Поздно вечером он не просто вошёл в Длинный дом, а почти ворвался, и по пятам за ним шли люди с факелами, среди которых я различила и Бенора, и Тоннира, и, боги мои, собственного мужа. С почтительным кивком Незнакомец подал мне потрёпанную книжонку, вытолкнул вперёд перепуганную, с перевязанной шеей женщину — и поведал, что близь моего города живёт и кормится древний вампир.
Я обводила взглядом бледные измученные лица перед собой и понимала, что он прав, а над Морфалом распростёрла крылья тень кого-то древнего и могучего, такого могучего, что ему ничего не стоит заглушить мой слабый старческий дар.
А ещё я знала, что в нашем противостоянии с Незнакомцем я проиграла.
— Тогда, — сказала я, дождавшись полной тишины, — раз ты уже столь многое сделал для нашего города, я поручаю… я прошу тебя найти логово вампира и перебить его и его детищ.
— Как тебе будет угодно, мой ярл. Но это будет недёшево, прости.
Незнакомец чуть поклонился и взглянул на меня. Блекло-голубые глаза смотрели словно бы сквозь меня, и снова я не видела в них ничего, кроме отражения факелов в талой воде.
— Если вернёшься с победой — проси, чего хочешь.
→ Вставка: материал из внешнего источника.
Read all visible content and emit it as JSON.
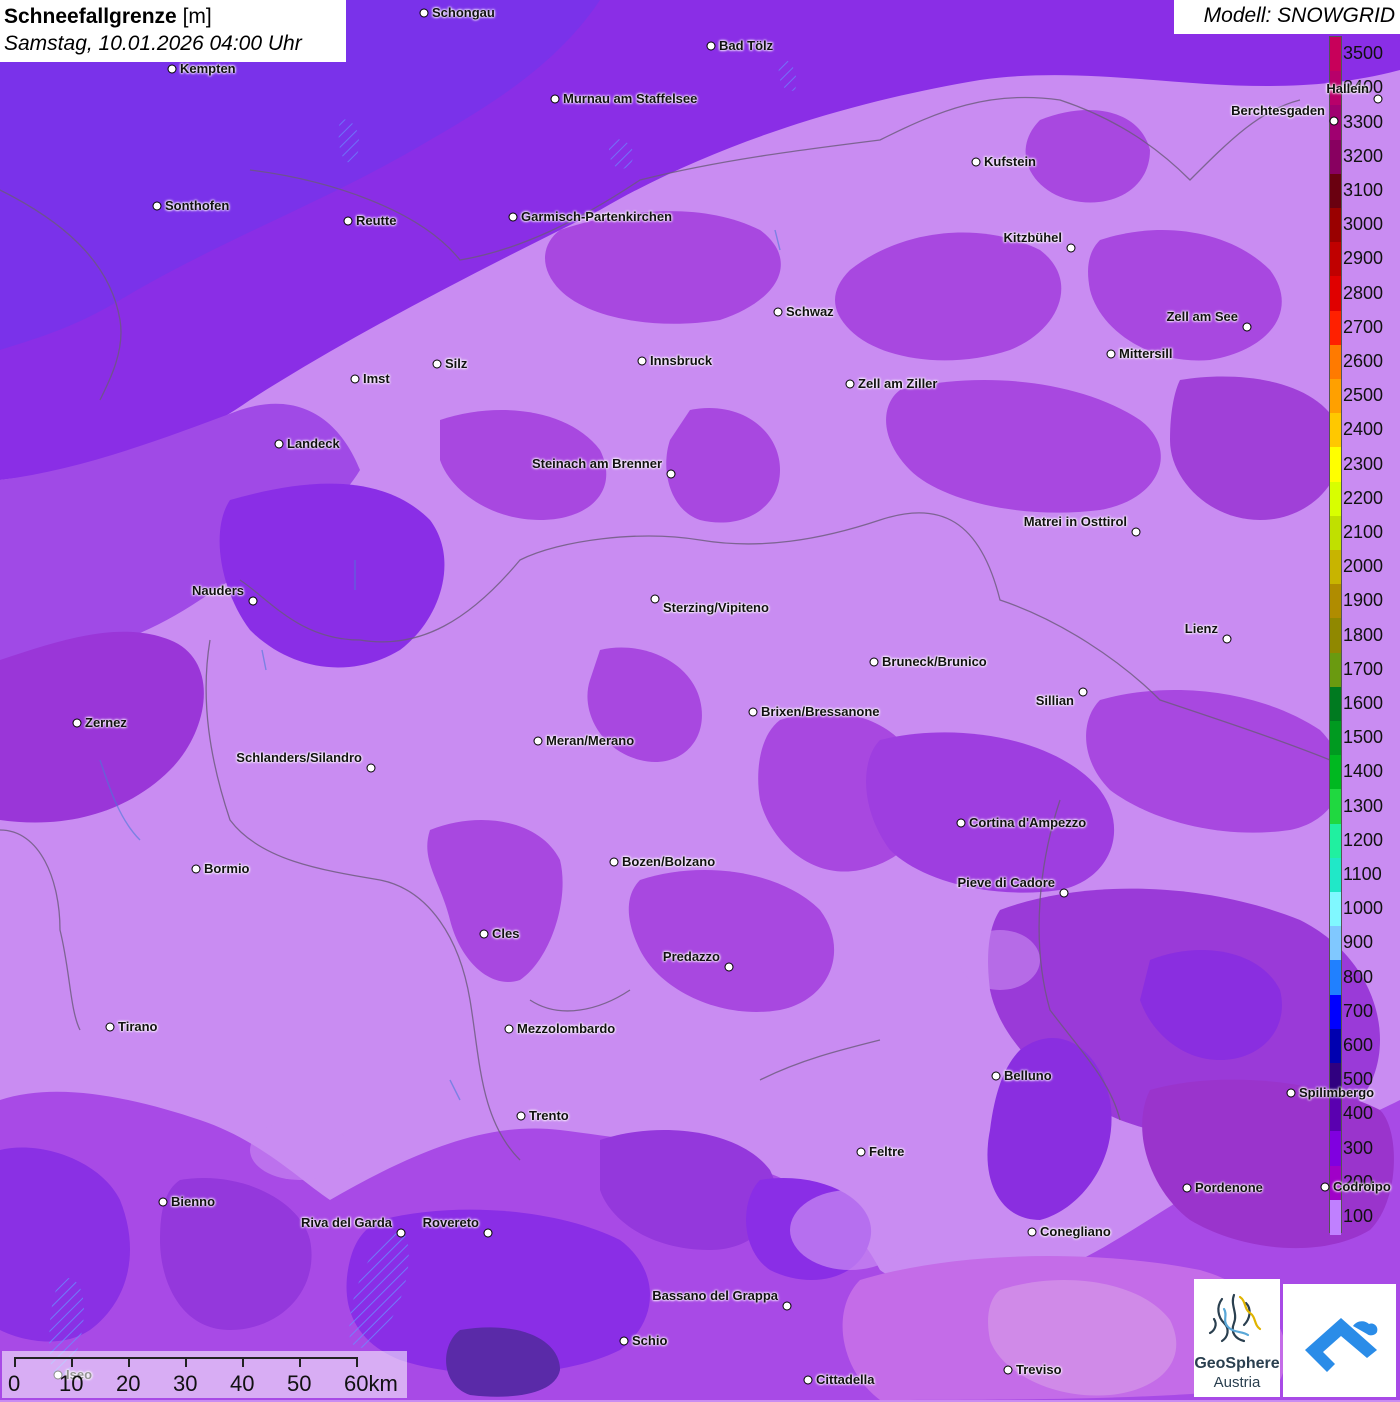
{
  "header": {
    "title": "Schneefallgrenze",
    "unit": "[m]",
    "datetime": "Samstag, 10.01.2026 04:00 Uhr",
    "model": "Modell: SNOWGRID"
  },
  "legend": {
    "title": "Schneefallgrenze [m]",
    "levels": [
      {
        "label": "3500",
        "color": "#c8005a"
      },
      {
        "label": "3400",
        "color": "#b8006a"
      },
      {
        "label": "3300",
        "color": "#a00070"
      },
      {
        "label": "3200",
        "color": "#880060"
      },
      {
        "label": "3100",
        "color": "#6a0010"
      },
      {
        "label": "3000",
        "color": "#9a0000"
      },
      {
        "label": "2900",
        "color": "#c00000"
      },
      {
        "label": "2800",
        "color": "#e00000"
      },
      {
        "label": "2700",
        "color": "#ff2000"
      },
      {
        "label": "2600",
        "color": "#ff7a00"
      },
      {
        "label": "2500",
        "color": "#ffa000"
      },
      {
        "label": "2400",
        "color": "#ffc800"
      },
      {
        "label": "2300",
        "color": "#ffff00"
      },
      {
        "label": "2200",
        "color": "#d8ff00"
      },
      {
        "label": "2100",
        "color": "#c0e000"
      },
      {
        "label": "2000",
        "color": "#c8b400"
      },
      {
        "label": "1900",
        "color": "#b08c00"
      },
      {
        "label": "1800",
        "color": "#908800"
      },
      {
        "label": "1700",
        "color": "#6a9a10"
      },
      {
        "label": "1600",
        "color": "#007a20"
      },
      {
        "label": "1500",
        "color": "#009a20"
      },
      {
        "label": "1400",
        "color": "#00b820"
      },
      {
        "label": "1300",
        "color": "#20d840"
      },
      {
        "label": "1200",
        "color": "#20f0a0"
      },
      {
        "label": "1100",
        "color": "#20e8c8"
      },
      {
        "label": "1000",
        "color": "#80f8ff"
      },
      {
        "label": "900",
        "color": "#80c8ff"
      },
      {
        "label": "800",
        "color": "#2080ff"
      },
      {
        "label": "700",
        "color": "#0000ff"
      },
      {
        "label": "600",
        "color": "#0000b0"
      },
      {
        "label": "500",
        "color": "#300080"
      },
      {
        "label": "400",
        "color": "#5a00b0"
      },
      {
        "label": "300",
        "color": "#8000e0"
      },
      {
        "label": "200",
        "color": "#a000c8"
      },
      {
        "label": "100",
        "color": "#c080ff"
      }
    ]
  },
  "cities": [
    {
      "name": "Schongau"
    },
    {
      "name": "Bad Tölz"
    },
    {
      "name": "Kempten"
    },
    {
      "name": "Murnau am Staffelsee"
    },
    {
      "name": "Hallein"
    },
    {
      "name": "Berchtesgaden"
    },
    {
      "name": "Kufstein"
    },
    {
      "name": "Sonthofen"
    },
    {
      "name": "Reutte"
    },
    {
      "name": "Garmisch-Partenkirchen"
    },
    {
      "name": "Kitzbühel"
    },
    {
      "name": "Schwaz"
    },
    {
      "name": "Zell am See"
    },
    {
      "name": "Mittersill"
    },
    {
      "name": "Innsbruck"
    },
    {
      "name": "Silz"
    },
    {
      "name": "Imst"
    },
    {
      "name": "Zell am Ziller"
    },
    {
      "name": "Landeck"
    },
    {
      "name": "Steinach am Brenner"
    },
    {
      "name": "Matrei in Osttirol"
    },
    {
      "name": "Nauders"
    },
    {
      "name": "Sterzing/Vipiteno"
    },
    {
      "name": "Lienz"
    },
    {
      "name": "Bruneck/Brunico"
    },
    {
      "name": "Sillian"
    },
    {
      "name": "Zernez"
    },
    {
      "name": "Brixen/Bressanone"
    },
    {
      "name": "Meran/Merano"
    },
    {
      "name": "Schlanders/Silandro"
    },
    {
      "name": "Cortina d'Ampezzo"
    },
    {
      "name": "Bormio"
    },
    {
      "name": "Bozen/Bolzano"
    },
    {
      "name": "Pieve di Cadore"
    },
    {
      "name": "Cles"
    },
    {
      "name": "Predazzo"
    },
    {
      "name": "Tirano"
    },
    {
      "name": "Mezzolombardo"
    },
    {
      "name": "Belluno"
    },
    {
      "name": "Spilimbergo"
    },
    {
      "name": "Trento"
    },
    {
      "name": "Feltre"
    },
    {
      "name": "Pordenone"
    },
    {
      "name": "Codroipo"
    },
    {
      "name": "Bienno"
    },
    {
      "name": "Riva del Garda"
    },
    {
      "name": "Rovereto"
    },
    {
      "name": "Conegliano"
    },
    {
      "name": "Bassano del Grappa"
    },
    {
      "name": "Schio"
    },
    {
      "name": "Treviso"
    },
    {
      "name": "Cittadella"
    },
    {
      "name": "Iseo"
    }
  ],
  "scale_bar": {
    "labels": [
      "0",
      "10",
      "20",
      "30",
      "40",
      "50",
      "60km"
    ]
  },
  "logos": {
    "geosphere_line1": "GeoSphere",
    "geosphere_line2": "Austria",
    "app_icon": "mountain-app-icon"
  },
  "colors": {
    "base_light": "#c98cf2",
    "mid": "#a84ee8",
    "dark": "#8b2fe0",
    "magenta": "#a032c8",
    "deep": "#7a2ad8"
  }
}
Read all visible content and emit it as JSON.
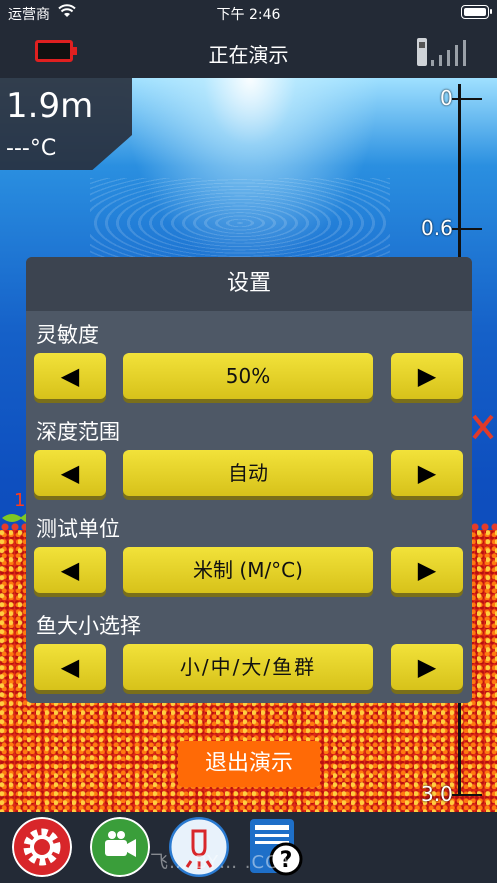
{
  "status_bar": {
    "carrier": "运营商",
    "time": "下午 2:46"
  },
  "nav": {
    "title": "正在演示"
  },
  "readout": {
    "depth": "1.9m",
    "temperature": "---°C"
  },
  "scale": {
    "labels": [
      "0",
      "0.6",
      "3.0"
    ],
    "fish_count": "1"
  },
  "settings": {
    "title": "设置",
    "rows": [
      {
        "label": "灵敏度",
        "value": "50%"
      },
      {
        "label": "深度范围",
        "value": "自动"
      },
      {
        "label": "测试单位",
        "value": "米制 (M/°C)"
      },
      {
        "label": "鱼大小选择",
        "value": "小/中/大/鱼群"
      }
    ]
  },
  "exit_label": "退出演示",
  "watermark": "飞… BY… .COM",
  "icons": [
    "wifi-icon",
    "battery-low-icon",
    "signal-icon",
    "left-arrow-icon",
    "right-arrow-icon",
    "settings-gear-icon",
    "camera-icon",
    "light-icon",
    "help-manual-icon"
  ],
  "colors": {
    "accent_yellow": "#e8d62a",
    "exit_orange": "#ff6a06",
    "battery_red": "#e02020"
  }
}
Он улыбнулся и вышел в ночь. Люди с факелами галдели и несмело предлагали помощь, но единственным, у кого достало духа последовать за ним, был лесоруб Тоннир, чья жена оказалась вампиршей. Но Незнакомец прогнал его, сказав, что пойдёт один, и Тоннир вернулся смурным, как побитый пёс, которому и радостно, и стыдно, что хозяин не взял его на кабана.
В ту ночь в Морфале было светло от множества горящих в каждом окне огней и очень тихо, и я впервые за долгое время не слышала пения дочери.
Он вернулся через сутки, ранним утром, когда весь город ещё спал. Под мягкими, хорошо промазанными тролльим жиром сапогами хрустел молодой ледок. С мешка из грубой ткани капало — чёрно-красной, гнилой вампирской кровью.
Я знала, что Незнакомец первым делом отправится ко мне, и не ошиблась, узнав его шаги на пороге. Мой измотанный муж ещё отдыхал, сын тоже, но дочери не спалось, и она присела с вышиванием на скамейку, скромно, как простая крестьянка, а не дочь ярла. Тонкие пальцы с иглой чуть подрагивали.
Незнакомец прошёл мимо неё тихо, словно расхититель гробниц мимо драугра, и протянул мне раскрытый мешок.
Мне не нужно было туда заглядывать, чтобы знать, что внутри несколько отрубленных голов, и с самого верха скалится безобидными уже клыками Алва, трактирная девка, не боящаяся холода и шарахавшаяся от факелов.
Незнакомец терпеливо стоял, и я понимала, чего он ждёт.
— Ты мою просьбу выполнил в точности.
— Верно, мой ярл. Ты дашь мне мою награду?
— Морфал — небогатый город, — сказала я. — Но я хозяйка своему слову. Проси, чего хочешь.
— Мне не нужно золота или титулов, ярл Идгрод. Я хочу попросить у тебя кое-что ценнее.
От мешка с головами вампиров нестерпимо тянуло гнилью.
Боги, почему вы ослепили меня в час величайшей нужды?
— Тогда говори, что тебе нужно.
Он чуть наклонил голову, словно мы были ровней, хотя другой на его месте встал бы на колени.
— Я прошу у тебя руки твоей дочери, ярл.
У него за спиной Идгрод Младшая выронила вышивание и прижала руки ко рту.
— Я — мать, а не хозяйка своей дочери. Обернись и спроси у неё сам. Идгрод, девочка моя, что ты ответишь этому человеку?
Идгрод встала и пошатнулась. Незнакомец шагнул к ней, и не знаю, что она увидела в его пустых светлых глазах.
— Да, — сказала она. — Конечно, да!
И только тогда я поняла, чего воистину не знала в доме своём.